Music may have been the foundation for making language sounds
The fact that we have this musicality ingrained in us suggests that it must have given us an evolutionary advantage at some point. But what would be the advantage to being musical?
Music could have been an advantage to proto-humans looking for a mate—with vocal skills contributing to the overall "fitness" of a potential partner. That could explain why we can control our voices in nuanced ways, like to make the tiny difference between a "z" and a "d" or raise our voice to make a question, but our closest primate relatives can't produce those kinds of differences, despite people trying (very hard!) to teach them to do so. There are other species that have complex vocal control, similar to us, like birds, dolphins, and whales, so song-like communication could have been an advantage in any species!

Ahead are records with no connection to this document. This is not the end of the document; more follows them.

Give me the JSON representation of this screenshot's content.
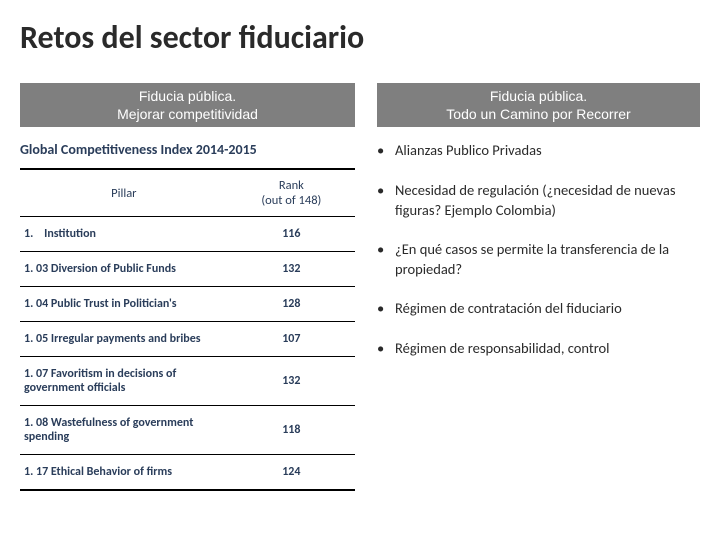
{
  "title": "Retos del sector fiduciario",
  "left": {
    "banner_line1": "Fiducia pública.",
    "banner_line2": "Mejorar competitividad",
    "subhead": "Global Competitiveness Index 2014-2015",
    "col_pillar": "Pillar",
    "col_rank_line1": "Rank",
    "col_rank_line2": "(out of 148)",
    "rows": [
      {
        "label": "1.    Institution",
        "rank": "116"
      },
      {
        "label": "1. 03 Diversion of Public Funds",
        "rank": "132"
      },
      {
        "label": "1. 04 Public Trust in Politician's",
        "rank": "128"
      },
      {
        "label": "1. 05 Irregular payments and bribes",
        "rank": "107"
      },
      {
        "label": "1. 07 Favoritism in decisions of government officials",
        "rank": "132"
      },
      {
        "label": "1. 08 Wastefulness of government spending",
        "rank": "118"
      },
      {
        "label": "1. 17 Ethical Behavior of firms",
        "rank": "124"
      }
    ]
  },
  "right": {
    "banner_line1": "Fiducia pública.",
    "banner_line2": "Todo un Camino por Recorrer",
    "bullets": [
      "Alianzas Publico Privadas",
      "Necesidad de regulación (¿necesidad de nuevas figuras? Ejemplo Colombia)",
      "¿En qué casos se permite la transferencia de la propiedad?",
      "Régimen de contratación del fiduciario",
      "Régimen de responsabilidad, control"
    ]
  },
  "colors": {
    "banner_bg": "#7f7f7f",
    "text_dark": "#2a3d5a",
    "title_color": "#2a2a2a"
  }
}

But music could have served another purpose, too: It might have been the predecessor of language. This hypothesis goes back at least to Darwin, who called it the "musical protolanguage hypothesis." Basically, our ability to control our voices in complex ways allowed us not just to create music with them, but to send very particular messages—like a very early version of words. While we still don't know for sure, it seems that once we—and our brains—had linked vocal patterns with meanings, we had the scaffolding upon which to build full languages.
Language really is music to our ears!
Music and language are powerful tools that allow us to connect with each other and share our thoughts and emotions about the world around us.